Currently, volume plugins have a SetUp
method which is called in the context of a higher-level
workflow within the kubelet which has externalized the problem of managing the ownership of volumes.
This design has a number of drawbacks that can be mitigated by completely internalizing all concerns
of volume setup behind the volume plugin SetUp
method.
- The ownership management is currently repeatedly applied, which breaks packages that require special permissions in order to work correctly
- There is a gap between files being mounted/created by volume plugins and when their ownership is set correctly; race conditions exist around this
- Solving the correct application of ownership management in an externalized model is difficult and makes it clear that the a transaction boundary is being broken by the externalized design
Fully externalizing any one concern of volumes is difficult for a number of reasons:
- Many types of idempotence checks exist, and are used in a variety of combinations and orders
- Workflow in the kubelet becomes much more complex to handle:
- composition of plugins
- correct timing of application of ownership management
- callback to volume plugins when we know the whole
SetUp
flow is complete and correct - callback to touch sentinel files
- etc etc
- We want to support fully external volume plugins -- would require complex orchestration / chatty remote API
Since all of the ownership information is known in advance of the call to the volume plugin SetUp
method, we can easily internalize these concerns into the volume plugins and pass the ownership
information to SetUp
.
The volume Builder
interface's SetUp
method changes to accept the group that should own the
volume. Plugins become responsible for ensuring that the correct group is applied. The volume
Attributes
struct can be modified to remove the SupportsOwnershipManagement
field.
package volume
type Builder interface {
// other methods omitted
// SetUp prepares and mounts/unpacks the volume to a self-determined
// directory path and returns an error. The group ID that should own the volume
// is passed as a parameter. Plugins may choose to ignore the group ID directive
// in the event that they do not support it (example: NFS). A group ID of -1
// indicates that the group ownership of the volume should not be modified by the plugin.
//
// SetUp will be called multiple times and should be idempotent.
SetUp(gid int64) error
}
Each volume plugin will have to change to support the new SetUp
signature. The existing
ownership management code will be refactored into a library that volume plugins can use:
package volume
func ManageOwnership(path string, fsGroup int64) error {
// 1. recursive chown of path
// 2. make path +setgid
}
The workflow from the Kubelet's perspective for handling volume setup and refresh becomes:
// go-ish pseudocode
func mountExternalVolumes(pod) error {
podVolumes := make(kubecontainer.VolumeMap)

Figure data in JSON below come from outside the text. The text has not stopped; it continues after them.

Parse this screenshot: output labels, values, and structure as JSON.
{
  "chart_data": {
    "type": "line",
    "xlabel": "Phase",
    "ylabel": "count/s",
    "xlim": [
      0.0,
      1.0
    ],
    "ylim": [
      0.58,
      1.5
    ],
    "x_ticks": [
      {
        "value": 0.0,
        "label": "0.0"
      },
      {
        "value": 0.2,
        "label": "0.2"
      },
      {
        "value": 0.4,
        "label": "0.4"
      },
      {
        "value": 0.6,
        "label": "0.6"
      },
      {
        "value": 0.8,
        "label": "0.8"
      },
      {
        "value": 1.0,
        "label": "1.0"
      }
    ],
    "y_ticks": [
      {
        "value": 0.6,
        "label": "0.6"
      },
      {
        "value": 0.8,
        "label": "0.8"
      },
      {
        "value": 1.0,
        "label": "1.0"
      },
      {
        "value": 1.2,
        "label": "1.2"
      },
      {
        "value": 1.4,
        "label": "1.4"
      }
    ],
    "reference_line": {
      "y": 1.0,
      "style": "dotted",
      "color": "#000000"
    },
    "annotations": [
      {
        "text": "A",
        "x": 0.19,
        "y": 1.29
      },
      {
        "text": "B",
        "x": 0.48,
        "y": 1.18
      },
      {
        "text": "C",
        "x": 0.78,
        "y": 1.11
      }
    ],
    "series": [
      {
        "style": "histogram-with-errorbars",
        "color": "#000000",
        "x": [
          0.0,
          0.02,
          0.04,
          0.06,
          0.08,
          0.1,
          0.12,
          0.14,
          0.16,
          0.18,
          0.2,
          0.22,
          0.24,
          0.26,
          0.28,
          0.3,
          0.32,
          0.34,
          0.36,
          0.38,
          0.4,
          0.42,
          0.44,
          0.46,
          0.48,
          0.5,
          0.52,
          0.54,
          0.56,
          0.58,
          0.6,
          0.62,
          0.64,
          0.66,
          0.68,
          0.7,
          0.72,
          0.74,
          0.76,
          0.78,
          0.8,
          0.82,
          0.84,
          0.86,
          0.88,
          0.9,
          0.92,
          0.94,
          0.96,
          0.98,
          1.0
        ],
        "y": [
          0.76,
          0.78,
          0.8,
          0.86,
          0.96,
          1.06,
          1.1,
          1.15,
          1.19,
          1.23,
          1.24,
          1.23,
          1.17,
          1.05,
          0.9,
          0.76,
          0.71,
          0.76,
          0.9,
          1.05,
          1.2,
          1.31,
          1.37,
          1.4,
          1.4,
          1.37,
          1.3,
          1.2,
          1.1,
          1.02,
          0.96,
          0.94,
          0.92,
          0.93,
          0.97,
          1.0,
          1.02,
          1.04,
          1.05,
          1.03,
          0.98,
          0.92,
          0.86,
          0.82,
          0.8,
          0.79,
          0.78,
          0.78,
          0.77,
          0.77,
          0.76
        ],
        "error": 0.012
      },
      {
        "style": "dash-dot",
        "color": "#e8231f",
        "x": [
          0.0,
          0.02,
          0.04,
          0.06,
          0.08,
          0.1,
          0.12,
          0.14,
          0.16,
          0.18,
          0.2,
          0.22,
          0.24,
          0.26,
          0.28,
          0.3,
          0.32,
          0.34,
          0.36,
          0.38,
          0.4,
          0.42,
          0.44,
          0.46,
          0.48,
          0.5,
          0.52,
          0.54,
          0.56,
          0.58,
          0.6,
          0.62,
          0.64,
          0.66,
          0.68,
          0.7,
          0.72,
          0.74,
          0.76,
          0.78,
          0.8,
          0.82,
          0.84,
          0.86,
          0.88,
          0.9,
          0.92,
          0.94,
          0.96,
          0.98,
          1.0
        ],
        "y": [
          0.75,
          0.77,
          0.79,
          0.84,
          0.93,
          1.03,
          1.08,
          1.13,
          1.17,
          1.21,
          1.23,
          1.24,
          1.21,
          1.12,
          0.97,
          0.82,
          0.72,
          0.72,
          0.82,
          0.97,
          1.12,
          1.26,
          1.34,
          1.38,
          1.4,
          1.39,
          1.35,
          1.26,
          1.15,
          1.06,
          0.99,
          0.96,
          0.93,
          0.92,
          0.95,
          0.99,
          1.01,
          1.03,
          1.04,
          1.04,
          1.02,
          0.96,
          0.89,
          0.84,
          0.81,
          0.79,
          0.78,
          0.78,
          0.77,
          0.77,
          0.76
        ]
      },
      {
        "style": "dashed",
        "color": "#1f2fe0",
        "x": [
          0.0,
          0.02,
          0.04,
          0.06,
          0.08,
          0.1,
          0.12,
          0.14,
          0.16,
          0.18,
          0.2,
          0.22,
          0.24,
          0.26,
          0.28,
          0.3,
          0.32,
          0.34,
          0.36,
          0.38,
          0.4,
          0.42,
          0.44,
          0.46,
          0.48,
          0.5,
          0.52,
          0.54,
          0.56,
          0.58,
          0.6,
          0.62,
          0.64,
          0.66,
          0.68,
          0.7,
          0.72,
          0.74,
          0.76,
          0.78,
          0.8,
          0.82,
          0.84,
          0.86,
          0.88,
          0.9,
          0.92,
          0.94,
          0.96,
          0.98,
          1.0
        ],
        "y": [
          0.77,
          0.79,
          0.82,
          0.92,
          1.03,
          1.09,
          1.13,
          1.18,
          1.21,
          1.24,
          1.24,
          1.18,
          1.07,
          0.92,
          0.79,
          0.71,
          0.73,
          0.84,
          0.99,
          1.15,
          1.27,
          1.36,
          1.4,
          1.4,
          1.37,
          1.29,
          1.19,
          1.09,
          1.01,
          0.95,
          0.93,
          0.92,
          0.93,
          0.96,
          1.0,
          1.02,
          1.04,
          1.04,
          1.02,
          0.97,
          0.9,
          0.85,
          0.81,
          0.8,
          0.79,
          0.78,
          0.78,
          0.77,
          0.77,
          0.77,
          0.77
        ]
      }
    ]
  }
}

for i := range pod.Spec.Volumes {
volSpec := &pod.Spec.Volumes[i]
var fsGroup int64 = 0
if pod.Spec.SecurityContext != nil &&
pod.Spec.SecurityContext.FSGroup != nil {
fsGroup = *pod.Spec.SecurityContext.FSGroup
} else {
fsGroup = -1
}
// Try to use a plugin for this volume.
plugin := volume.NewSpecFromVolume(volSpec)
builder, err := kl.newVolumeBuilderFromPlugins(plugin, pod)
if err != nil {
return err
}
if builder == nil {
return errUnsupportedVolumeType
}
err := builder.SetUp(fsGroup)
if err != nil {
return nil
}
}
return nil
}